There is a madcap performance within the Jenna Bush Hager morning routine.
Coffee sloshes from her cup, occasionally threatening her "Today" show uniform. Lipstick tints a tooth or two until professionals intervene. Nonconformist strands of hair attach to her mouth at a staff meeting where she suggests that no true Texan would take the kind of "cowboy-cation" the show plans to feature. ("Hair in your mouth, you're like my daughter," her co-host, Hoda Kotb, faux-scolded off camera, straightening her up.)
Inside her dressing room, Hager sits amid well-curated trinkets tracing her long, strange public arc: an image of her father, George W. Bush, cradling her and Barbara, her fraternal twin sister, as newborns; a handwritten note from Andy Cohen, one of many celebrity pals she has accumulated, pinned to her mirror; a framed painting of a dozen books by a dozen authors, her authors, arranged neatly in a row.

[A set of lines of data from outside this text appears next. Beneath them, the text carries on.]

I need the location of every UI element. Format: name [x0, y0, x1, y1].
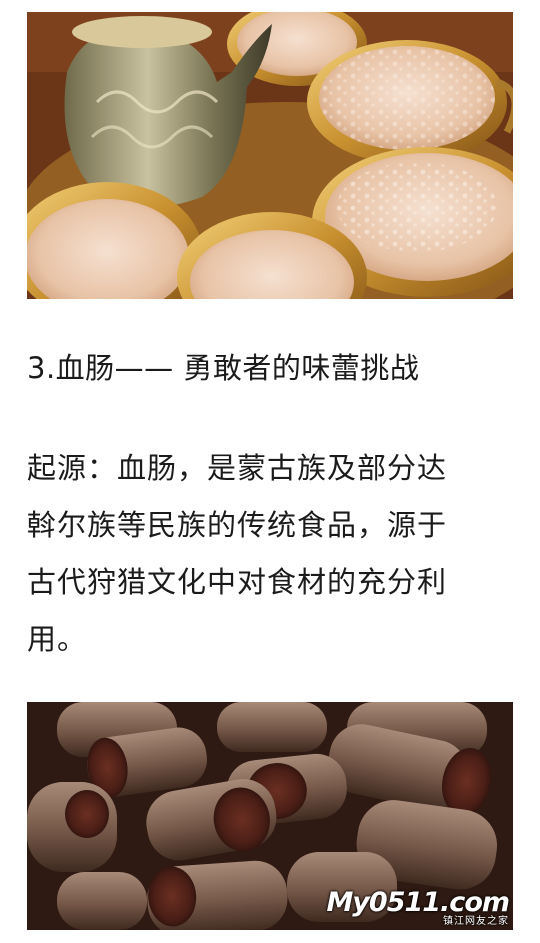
watermark: My0511.com 镇江网友之家 [326, 887, 510, 927]
milk-tea-illustration [27, 12, 513, 299]
blood-sausage-photo[interactable]: My0511.com 镇江网友之家 [27, 702, 513, 930]
paragraph-line: 斡尔族等民族的传统食品，源于 [27, 508, 448, 542]
paragraph-line: 起源：血肠，是蒙古族及部分达 [27, 451, 448, 485]
watermark-logo: My0511.com [326, 887, 510, 918]
milk-tea-photo[interactable] [27, 12, 513, 299]
section-heading: 3.血肠—— 勇敢者的味蕾挑战 [27, 351, 420, 385]
origin-paragraph: 起源：血肠，是蒙古族及部分达 斡尔族等民族的传统食品，源于 古代狩猎文化中对食材… [27, 440, 517, 668]
paragraph-line: 古代狩猎文化中对食材的充分利 [27, 565, 448, 599]
paragraph-line: 用。 [27, 622, 88, 656]
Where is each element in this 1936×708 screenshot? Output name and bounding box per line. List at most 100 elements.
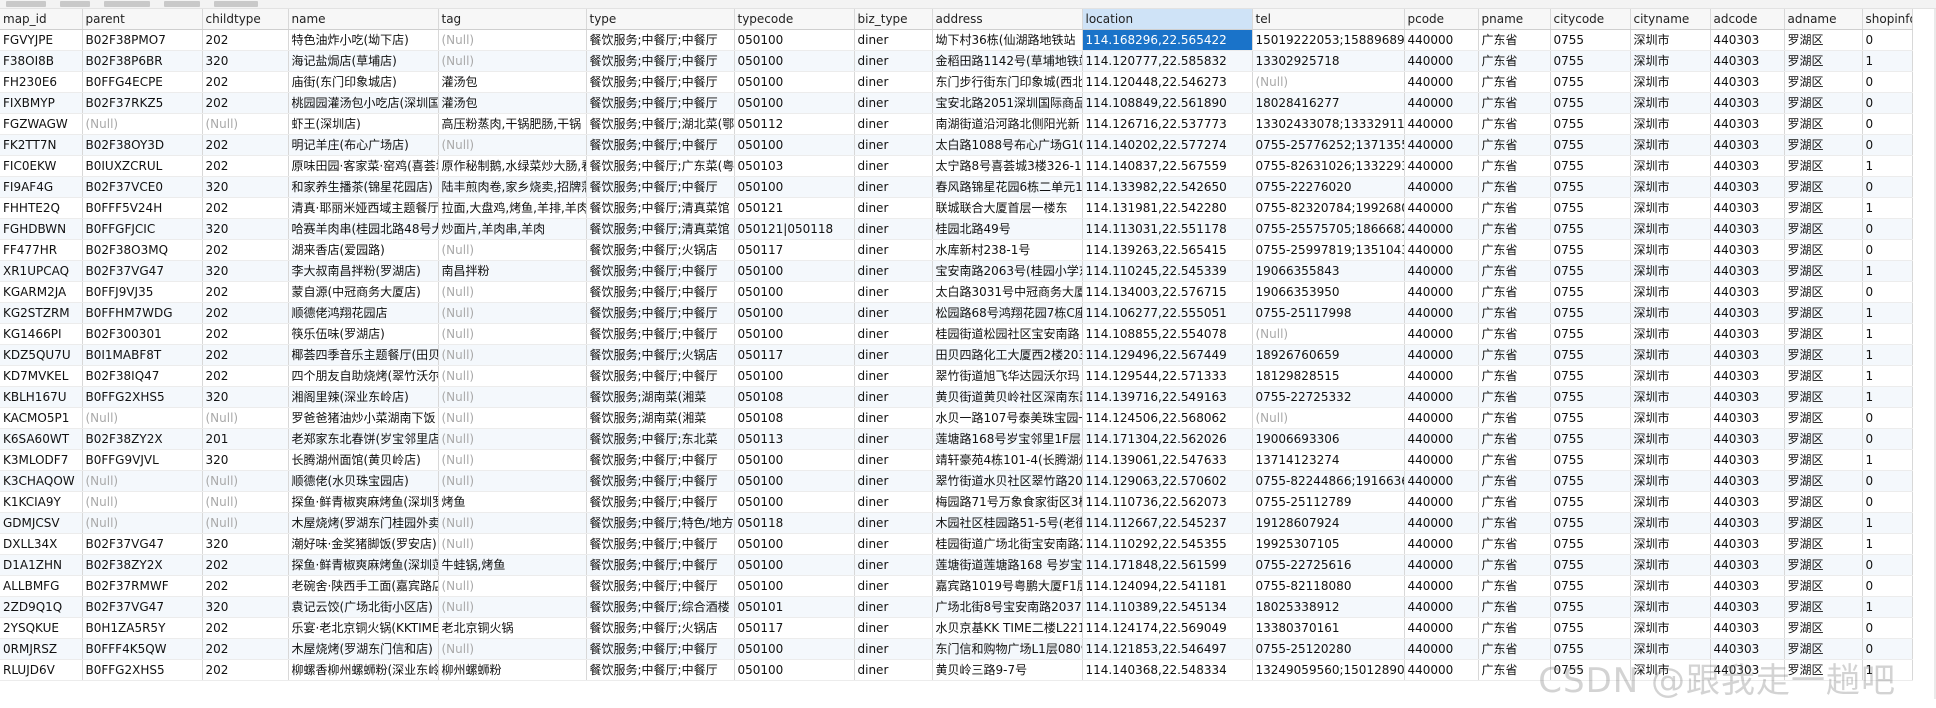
cell-location[interactable]: 114.124174,22.569049: [1082, 617, 1253, 639]
cell-pcode[interactable]: 440000: [1404, 323, 1479, 345]
cell-tag[interactable]: 南昌拌粉: [438, 260, 587, 282]
cell-type[interactable]: 餐饮服务;中餐厅;中餐厅: [586, 575, 735, 597]
cell-typecode[interactable]: 050100: [734, 554, 855, 576]
cell-cityname[interactable]: 深圳市: [1630, 92, 1711, 114]
toolbar-button[interactable]: [104, 1, 150, 7]
cell-shopinfo[interactable]: 1: [1862, 512, 1913, 534]
cell-address[interactable]: 桂园北路49号: [932, 218, 1083, 240]
cell-biz-type[interactable]: diner: [854, 512, 933, 534]
cell-address[interactable]: 坳下村36栋(仙湖路地铁站: [932, 29, 1083, 51]
cell-location[interactable]: 114.171848,22.561599: [1082, 554, 1253, 576]
cell-address[interactable]: 金稻田路1142号(草埔地铁站: [932, 50, 1083, 72]
column-header-pcode[interactable]: pcode: [1404, 9, 1479, 30]
cell-childtype[interactable]: (Null): [202, 491, 289, 513]
cell-childtype[interactable]: 202: [202, 134, 289, 156]
table-row[interactable]: K3CHAQOW (Null) (Null) 顺德佬(水贝珠宝园店) (Null) 餐饮服…: [0, 470, 1913, 492]
cell-name[interactable]: 椰荟四季音乐主题餐厅(田贝: [288, 344, 439, 366]
cell-type[interactable]: 餐饮服务;中餐厅;中餐厅: [586, 302, 735, 324]
cell-biz-type[interactable]: diner: [854, 155, 933, 177]
table-row[interactable]: D1A1ZHN B02F38ZY2X 202 探鱼·鲜青椒爽麻烤鱼(深圳莲 牛蛙锅,烤鱼…: [0, 554, 1913, 576]
cell-biz-type[interactable]: diner: [854, 344, 933, 366]
cell-tel[interactable]: 0755-25776252;13713553: [1252, 134, 1405, 156]
cell-map-id[interactable]: DXLL34X: [0, 533, 83, 555]
cell-name[interactable]: 哈赛羊肉串(桂园北路48号大: [288, 218, 439, 240]
cell-type[interactable]: 餐饮服务;中餐厅;火锅店: [586, 239, 735, 261]
cell-map-id[interactable]: KBLH167U: [0, 386, 83, 408]
cell-adcode[interactable]: 440303: [1710, 71, 1785, 93]
cell-biz-type[interactable]: diner: [854, 218, 933, 240]
cell-address[interactable]: 莲塘街道莲塘路168 号岁宝邻: [932, 554, 1083, 576]
cell-location[interactable]: 114.120448,22.546273: [1082, 71, 1253, 93]
cell-tag[interactable]: (Null): [438, 239, 587, 261]
cell-parent[interactable]: B02F37VCE0: [82, 176, 203, 198]
cell-location[interactable]: 114.106277,22.555051: [1082, 302, 1253, 324]
cell-type[interactable]: 餐饮服务;中餐厅;湖北菜(鄂: [586, 113, 735, 135]
table-row[interactable]: KG2STZRM B0FFHM7WDG 202 顺德佬鸿翔花园店 (Null) 餐饮服务;…: [0, 302, 1913, 324]
cell-typecode[interactable]: 050100: [734, 323, 855, 345]
cell-shopinfo[interactable]: 1: [1862, 659, 1913, 681]
cell-adcode[interactable]: 440303: [1710, 533, 1785, 555]
cell-pcode[interactable]: 440000: [1404, 638, 1479, 660]
cell-typecode[interactable]: 050100: [734, 449, 855, 471]
cell-tel[interactable]: 19925307105: [1252, 533, 1405, 555]
cell-name[interactable]: 探鱼·鲜青椒爽麻烤鱼(深圳罗: [288, 491, 439, 513]
cell-pname[interactable]: 广东省: [1478, 470, 1551, 492]
cell-pcode[interactable]: 440000: [1404, 50, 1479, 72]
cell-adcode[interactable]: 440303: [1710, 491, 1785, 513]
cell-tel[interactable]: 13302433078;1333291145: [1252, 113, 1405, 135]
cell-type[interactable]: 餐饮服务;中餐厅;清真菜馆: [586, 197, 735, 219]
cell-parent[interactable]: B0FFF4K5QW: [82, 638, 203, 660]
cell-biz-type[interactable]: diner: [854, 386, 933, 408]
cell-map-id[interactable]: 2ZD9Q1Q: [0, 596, 83, 618]
cell-adcode[interactable]: 440303: [1710, 470, 1785, 492]
table-row[interactable]: FHHTE2Q B0FFF5V24H 202 清真·耶丽米娅西域主题餐厅 拉面,大盘鸡,…: [0, 197, 1913, 219]
cell-citycode[interactable]: 0755: [1550, 638, 1631, 660]
cell-biz-type[interactable]: diner: [854, 302, 933, 324]
cell-address[interactable]: 太宁路8号喜荟城3楼326-1: [932, 155, 1083, 177]
cell-cityname[interactable]: 深圳市: [1630, 29, 1711, 51]
cell-cityname[interactable]: 深圳市: [1630, 575, 1711, 597]
cell-location[interactable]: 114.110292,22.545355: [1082, 533, 1253, 555]
cell-typecode[interactable]: 050100: [734, 260, 855, 282]
cell-pcode[interactable]: 440000: [1404, 344, 1479, 366]
cell-childtype[interactable]: 320: [202, 596, 289, 618]
cell-typecode[interactable]: 050100: [734, 71, 855, 93]
cell-name[interactable]: 原味田园·客家菜·窑鸡(喜荟城: [288, 155, 439, 177]
cell-shopinfo[interactable]: 0: [1862, 71, 1913, 93]
cell-shopinfo[interactable]: 1: [1862, 323, 1913, 345]
column-header-adname[interactable]: adname: [1784, 9, 1863, 30]
cell-pname[interactable]: 广东省: [1478, 344, 1551, 366]
cell-tel[interactable]: (Null): [1252, 407, 1405, 429]
cell-pname[interactable]: 广东省: [1478, 71, 1551, 93]
cell-adcode[interactable]: 440303: [1710, 575, 1785, 597]
cell-type[interactable]: 餐饮服务;中餐厅;综合酒楼: [586, 596, 735, 618]
cell-adcode[interactable]: 440303: [1710, 92, 1785, 114]
cell-citycode[interactable]: 0755: [1550, 449, 1631, 471]
cell-pcode[interactable]: 440000: [1404, 92, 1479, 114]
cell-location[interactable]: 114.110389,22.545134: [1082, 596, 1253, 618]
cell-tag[interactable]: 原作秘制鹅,水绿菜炒大肠,看: [438, 155, 587, 177]
table-row[interactable]: FGZWAGW (Null) (Null) 虾王(深圳店) 高压粉蒸肉,干锅肥肠,干锅餐…: [0, 113, 1913, 135]
cell-shopinfo[interactable]: 0: [1862, 407, 1913, 429]
cell-citycode[interactable]: 0755: [1550, 323, 1631, 345]
column-header-tel[interactable]: tel: [1252, 9, 1405, 30]
cell-tag[interactable]: (Null): [438, 302, 587, 324]
cell-location[interactable]: 114.108849,22.561890: [1082, 92, 1253, 114]
cell-adname[interactable]: 罗湖区: [1784, 302, 1863, 324]
cell-location[interactable]: 114.140368,22.548334: [1082, 659, 1253, 681]
cell-map-id[interactable]: 0RMJRSZ: [0, 638, 83, 660]
cell-tag[interactable]: 柳州螺蛳粉: [438, 659, 587, 681]
cell-pcode[interactable]: 440000: [1404, 554, 1479, 576]
cell-cityname[interactable]: 深圳市: [1630, 617, 1711, 639]
cell-adname[interactable]: 罗湖区: [1784, 617, 1863, 639]
cell-shopinfo[interactable]: 0: [1862, 617, 1913, 639]
cell-adcode[interactable]: 440303: [1710, 281, 1785, 303]
cell-childtype[interactable]: 202: [202, 302, 289, 324]
cell-adname[interactable]: 罗湖区: [1784, 71, 1863, 93]
cell-pcode[interactable]: 440000: [1404, 533, 1479, 555]
cell-pname[interactable]: 广东省: [1478, 449, 1551, 471]
table-row[interactable]: FK2TT7N B02F38OY3D 202 明记羊庄(布心广场店) (Null) 餐饮服…: [0, 134, 1913, 156]
cell-type[interactable]: 餐饮服务;中餐厅;中餐厅: [586, 134, 735, 156]
cell-tag[interactable]: (Null): [438, 449, 587, 471]
table-row[interactable]: DXLL34X B02F37VG47 320 潮好味·金奖猪脚饭(罗安店) (Null)…: [0, 533, 1913, 555]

And once a month, Hager rises from this nook, steps over her bunny-furnished "Hop on In" welcome mat, walks out onto Rockefeller Plaza and beckons a live audience to hold aloft the freebie literature they have just been handed.
History dictates that this book will very likely become a bestseller, no matter the prior prominence of its creator. It might well become a television series, produced by Jenna Bush Hager. It will, at a minimum, charge into the culture — on shelves, in stockings, rocketing up the Amazon rankings — for the bare fact that Hager has said its name before a viewing public that has come to trust her like an insistently persuasive aunt.
"I just have had a love affair with reading because of the women that have come before me," Hager, the daughter of a librarian, said in an interview between recent tapings. "And my dad, too, even though people thought he couldn't read."
A summoning came from the crew: 90-second warning, Jenna.
"Five seconds?" she said, mishearing her way into a near-sprint. "Oh my God, I have to pee."